Declared a UNESCO World Heritage Site and often considered the 8th World Wonder, the Ifugao Rice Terraces in the Philippines will take your breath away. This spectacle, located in the northern mountain province regions, includes thousands of miles of rice terraces, carved into the steep mountainside. Members of the Ifugao indigenous tribe built the rice terraces roughly 2,000 years ago. These terraces hold floodwaters in small ponds to produce rice, the main dietary component for all local residents.

Strap on your daypack or load up your camping pack for a multi-day trek through this human-made marvel. (And if you have always struggled to read a topographic map, this is your chance to seen contour lines carved out on the actual mountain.)

A 2-hour day hike through Banaue rice terraces (Banaue is one of 5 sites included in the UNESCO designation) starts at “Viewpoint,” a well-visited lookout point along the national highway. From there you can see steep, narrow stairs that descend quickly to the valley below, wind across a river, and begin their ascent on the opposite side to the very top of the terraced mountain.
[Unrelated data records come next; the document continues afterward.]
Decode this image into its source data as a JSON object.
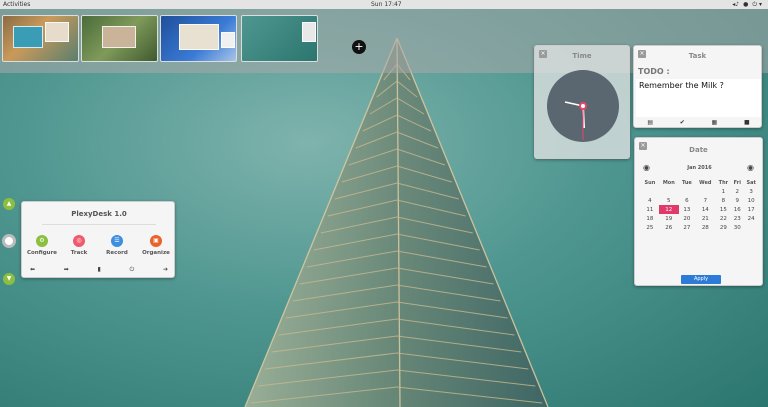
{
  "topbar": {
    "activities": "Activities",
    "clock": "Sun 17:47",
    "tray": [
      "◂♪",
      "●",
      "⏻ ▾"
    ]
  },
  "workspace": {
    "add": "+"
  },
  "time_widget": {
    "title": "Time"
  },
  "task_widget": {
    "title": "Task",
    "todo_label": "TODO :",
    "memo": "Remember the Milk ?",
    "icons": [
      "▤",
      "✔",
      "▦",
      "■"
    ]
  },
  "date_widget": {
    "title": "Date",
    "month": "Jan 2016",
    "prev": "◉",
    "next": "◉",
    "weekdays": [
      "Sun",
      "Mon",
      "Tue",
      "Wed",
      "Thr",
      "Fri",
      "Sat"
    ],
    "weeks": [
      [
        "",
        "",
        "",
        "",
        "1",
        "2",
        "3"
      ],
      [
        "4",
        "5",
        "6",
        "7",
        "8",
        "9",
        "10"
      ],
      [
        "11",
        "12",
        "13",
        "14",
        "15",
        "16",
        "17"
      ],
      [
        "18",
        "19",
        "20",
        "21",
        "22",
        "23",
        "24"
      ],
      [
        "25",
        "26",
        "27",
        "28",
        "29",
        "30",
        ""
      ]
    ],
    "selected": "12",
    "apply": "Apply"
  },
  "plexy": {
    "title": "PlexyDesk 1.0",
    "apps": [
      {
        "label": "Configure",
        "color": "#8cbf3f"
      },
      {
        "label": "Track",
        "color": "#ef5a6e"
      },
      {
        "label": "Record",
        "color": "#3d8fe0"
      },
      {
        "label": "Organize",
        "color": "#e8622a"
      }
    ],
    "bar": [
      "⬅",
      "➡",
      "▮",
      "⏻",
      "➔"
    ]
  },
  "side_buttons": [
    "▲",
    "",
    "▼"
  ]
}
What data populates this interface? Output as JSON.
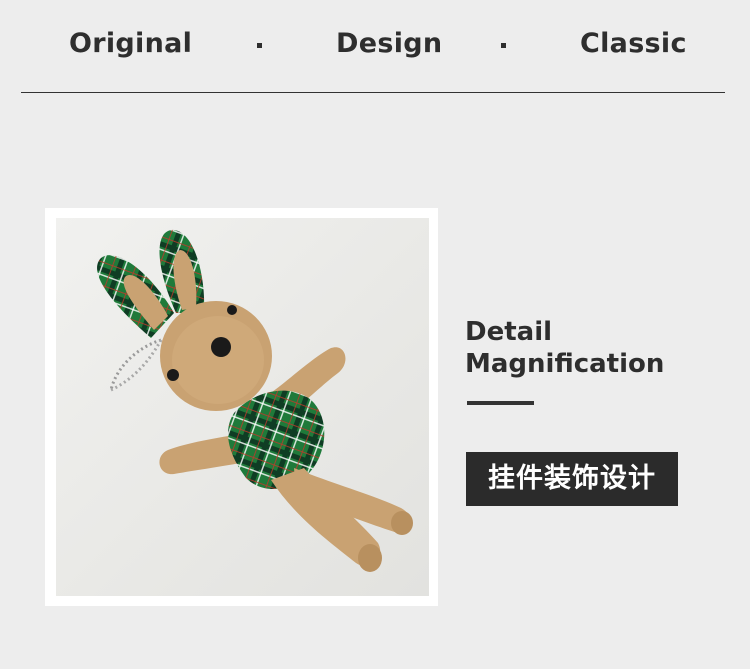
{
  "nav": {
    "word1": "Original",
    "word2": "Design",
    "word3": "Classic"
  },
  "detail": {
    "line1": "Detail",
    "line2": "Magnification"
  },
  "tag": {
    "label": "挂件装饰设计"
  },
  "colors": {
    "background": "#ededed",
    "text": "#2e2e2e",
    "tag_bg": "#2b2b2b",
    "tag_text": "#ffffff",
    "plush_body": "#c9a272",
    "plaid_green": "#1f7a3a"
  },
  "image": {
    "subject": "plush-bunny-keychain"
  }
}
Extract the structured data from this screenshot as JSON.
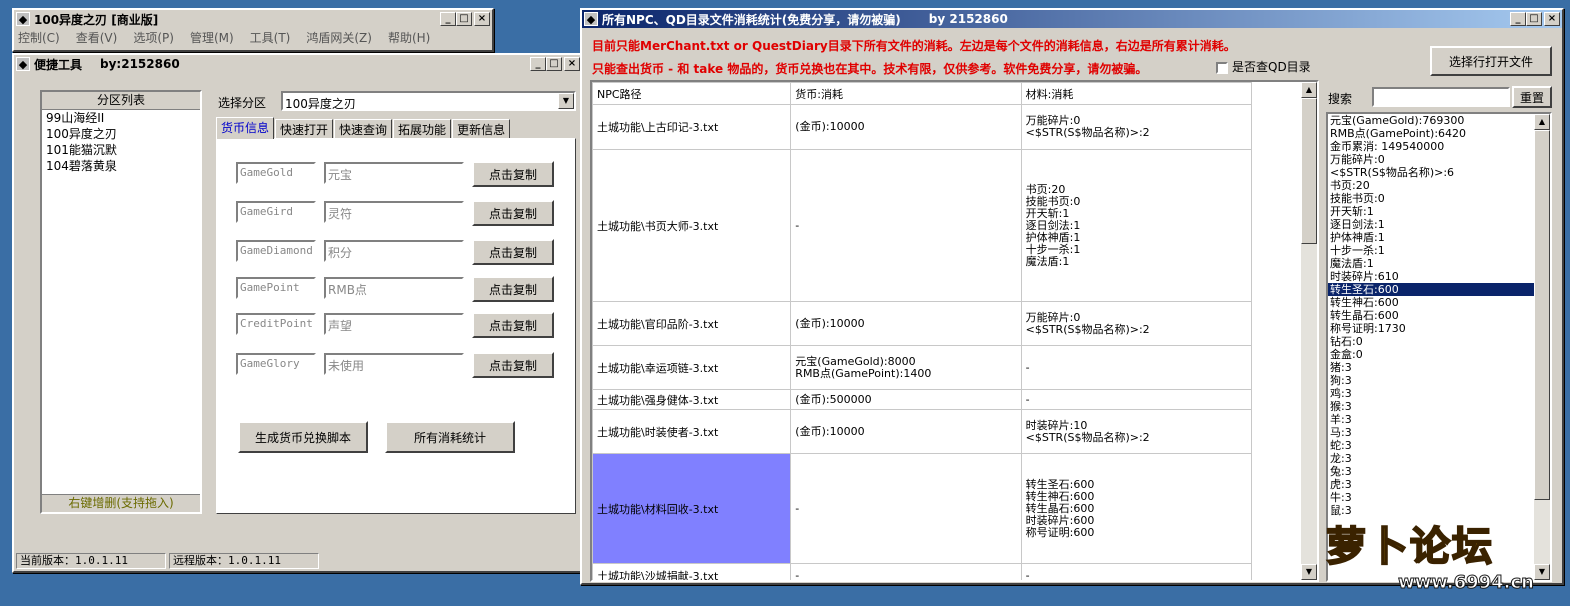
{
  "win1": {
    "title": "100异度之刃 [商业版]",
    "menu": [
      "控制(C)",
      "查看(V)",
      "选项(P)",
      "管理(M)",
      "工具(T)",
      "鸿盾网关(Z)",
      "帮助(H)"
    ]
  },
  "win2": {
    "title": "便捷工具",
    "by": "by:2152860",
    "list_header": "分区列表",
    "list_items": [
      "99山海经II",
      "100异度之刃",
      "101能猫沉默",
      "104碧落黄泉"
    ],
    "list_footer": "右键增删(支持拖入)",
    "select_label": "选择分区",
    "select_value": "100异度之刃",
    "tabs": [
      "货币信息",
      "快速打开",
      "快速查询",
      "拓展功能",
      "更新信息"
    ],
    "rows": [
      {
        "key": "GameGold",
        "name": "元宝",
        "btn": "点击复制"
      },
      {
        "key": "GameGird",
        "name": "灵符",
        "btn": "点击复制"
      },
      {
        "key": "GameDiamond",
        "name": "积分",
        "btn": "点击复制"
      },
      {
        "key": "GamePoint",
        "name": "RMB点",
        "btn": "点击复制"
      },
      {
        "key": "CreditPoint",
        "name": "声望",
        "btn": "点击复制"
      },
      {
        "key": "GameGlory",
        "name": "未使用",
        "btn": "点击复制"
      }
    ],
    "gen_btn": "生成货币兑换脚本",
    "stats_btn": "所有消耗统计",
    "status_local": "当前版本：1.0.1.11",
    "status_remote": "远程版本：1.0.1.11"
  },
  "win3": {
    "title": "所有NPC、QD目录文件消耗统计(免费分享，请勿被骗)",
    "by": "by 2152860",
    "note1": "目前只能MerChant.txt or QuestDiary目录下所有文件的消耗。左边是每个文件的消耗信息，右边是所有累计消耗。",
    "note2": "只能查出货币 - 和 take 物品的，货币兑换也在其中。技术有限，仅供参考。软件免费分享，请勿被骗。",
    "qd_check": "是否查QD目录",
    "open_btn": "选择行打开文件",
    "cols": [
      "NPC路径",
      "货币:消耗",
      "材料:消耗"
    ],
    "rows": [
      {
        "path": "土城功能\\上古印记-3.txt",
        "money": "(金币):10000",
        "mat": "万能碎片:0\n<$STR(S$物品名称)>:2"
      },
      {
        "path": "土城功能\\书页大师-3.txt",
        "money": "-",
        "mat": "书页:20\n技能书页:0\n开天斩:1\n逐日剑法:1\n护体神盾:1\n十步一杀:1\n魔法盾:1"
      },
      {
        "path": "土城功能\\官印品阶-3.txt",
        "money": "(金币):10000",
        "mat": "万能碎片:0\n<$STR(S$物品名称)>:2"
      },
      {
        "path": "土城功能\\幸运项链-3.txt",
        "money": "元宝(GameGold):8000\nRMB点(GamePoint):1400",
        "mat": "-"
      },
      {
        "path": "土城功能\\强身健体-3.txt",
        "money": "(金币):500000",
        "mat": "-"
      },
      {
        "path": "土城功能\\时装使者-3.txt",
        "money": "(金币):10000",
        "mat": "时装碎片:10\n<$STR(S$物品名称)>:2"
      },
      {
        "path": "土城功能\\材料回收-3.txt",
        "money": "-",
        "mat": "转生圣石:600\n转生神石:600\n转生晶石:600\n时装碎片:600\n称号证明:600"
      },
      {
        "path": "土城功能\\沙城捐献-3.txt",
        "money": "-",
        "mat": "-"
      }
    ],
    "search_label": "搜索",
    "reset_btn": "重置",
    "totals": [
      "元宝(GameGold):769300",
      "RMB点(GamePoint):6420",
      "金币累消: 149540000",
      "万能碎片:0",
      "<$STR(S$物品名称)>:6",
      "书页:20",
      "技能书页:0",
      "开天斩:1",
      "逐日剑法:1",
      "护体神盾:1",
      "十步一杀:1",
      "魔法盾:1",
      "时装碎片:610",
      "转生圣石:600",
      "转生神石:600",
      "转生晶石:600",
      "称号证明:1730",
      "钻石:0",
      "金盒:0",
      "猪:3",
      "狗:3",
      "鸡:3",
      "猴:3",
      "羊:3",
      "马:3",
      "蛇:3",
      "龙:3",
      "兔:3",
      "虎:3",
      "牛:3",
      "鼠:3"
    ],
    "selected_total": 13
  },
  "watermark": {
    "text": "萝卜论坛",
    "url": "www.6994.cn"
  }
}
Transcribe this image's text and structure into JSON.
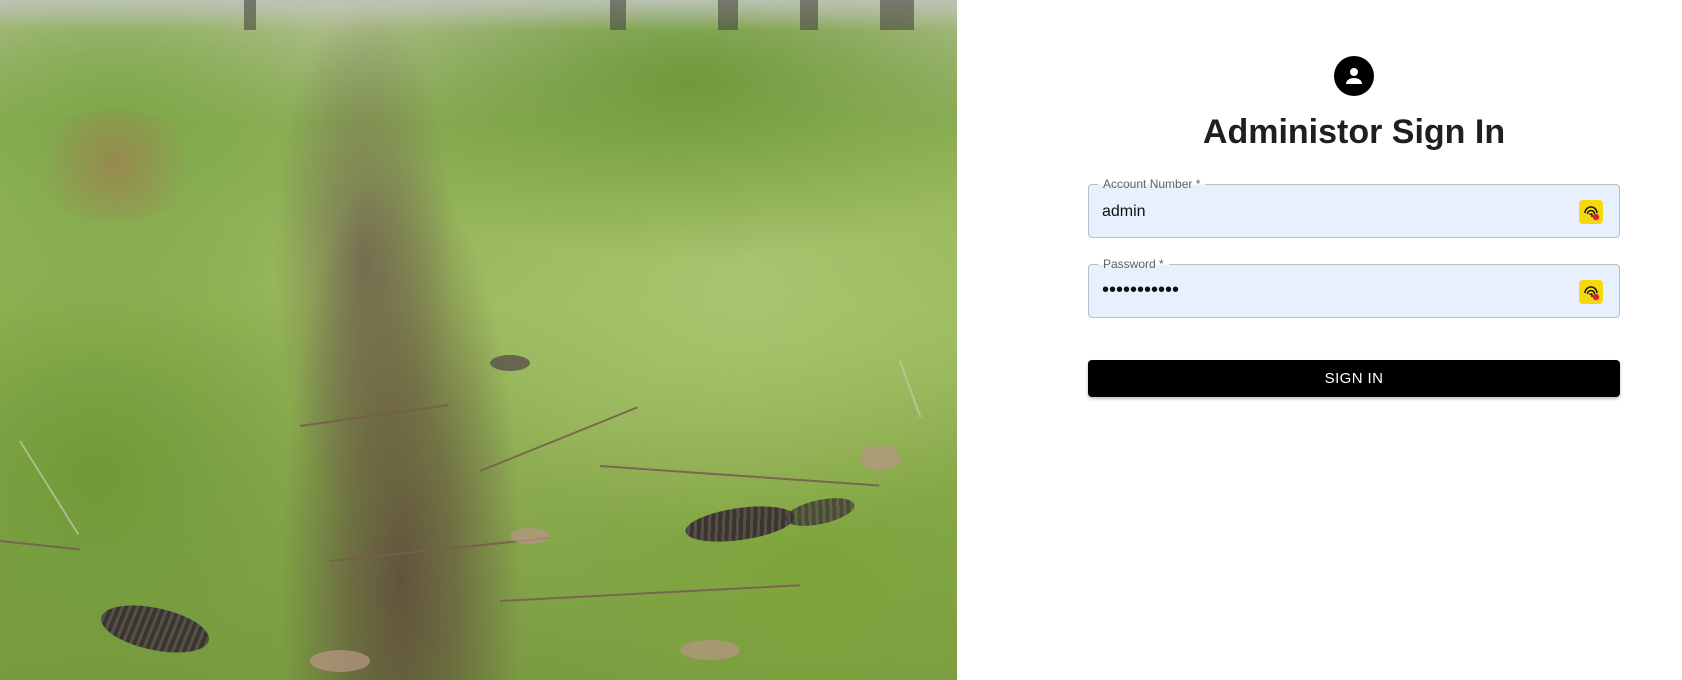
{
  "form": {
    "title": "Administor Sign In",
    "account": {
      "label": "Account Number *",
      "value": "admin"
    },
    "password": {
      "label": "Password *",
      "value": "•••••••••••"
    },
    "submit_label": "SIGN IN"
  },
  "icons": {
    "avatar": "account-circle-icon",
    "autofill": "password-manager-autofill-icon"
  },
  "colors": {
    "primary_button": "#000000",
    "field_background": "#e8f0fe",
    "autofill_badge": "#f5d90a"
  }
}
At some points, the trail is nothing more than a 4in wide cement wall you must balance upon or risk falling into a flooded rice pond. Other sections show signs of past landslides, a common threat to local communities and local roads. You will occasionally pass through native houses, catching a glimpse of life in this remote area.


The Ifugao still farm the rice terraces today. However, as members of younger generations opts to move to urban areas like Manila population loss threatens the future existence.

Balancing old and new, wilderness and society is a fine line to tread. But those rare instances where human society coexists with nature and enhances beauty rather than destroys it are worth appreciating. How did the Ifugao possibly construct something so vast on such a steep mountainous cliffside?! The bright green shoots of rice crop share no secrets about the labors involved in their construction.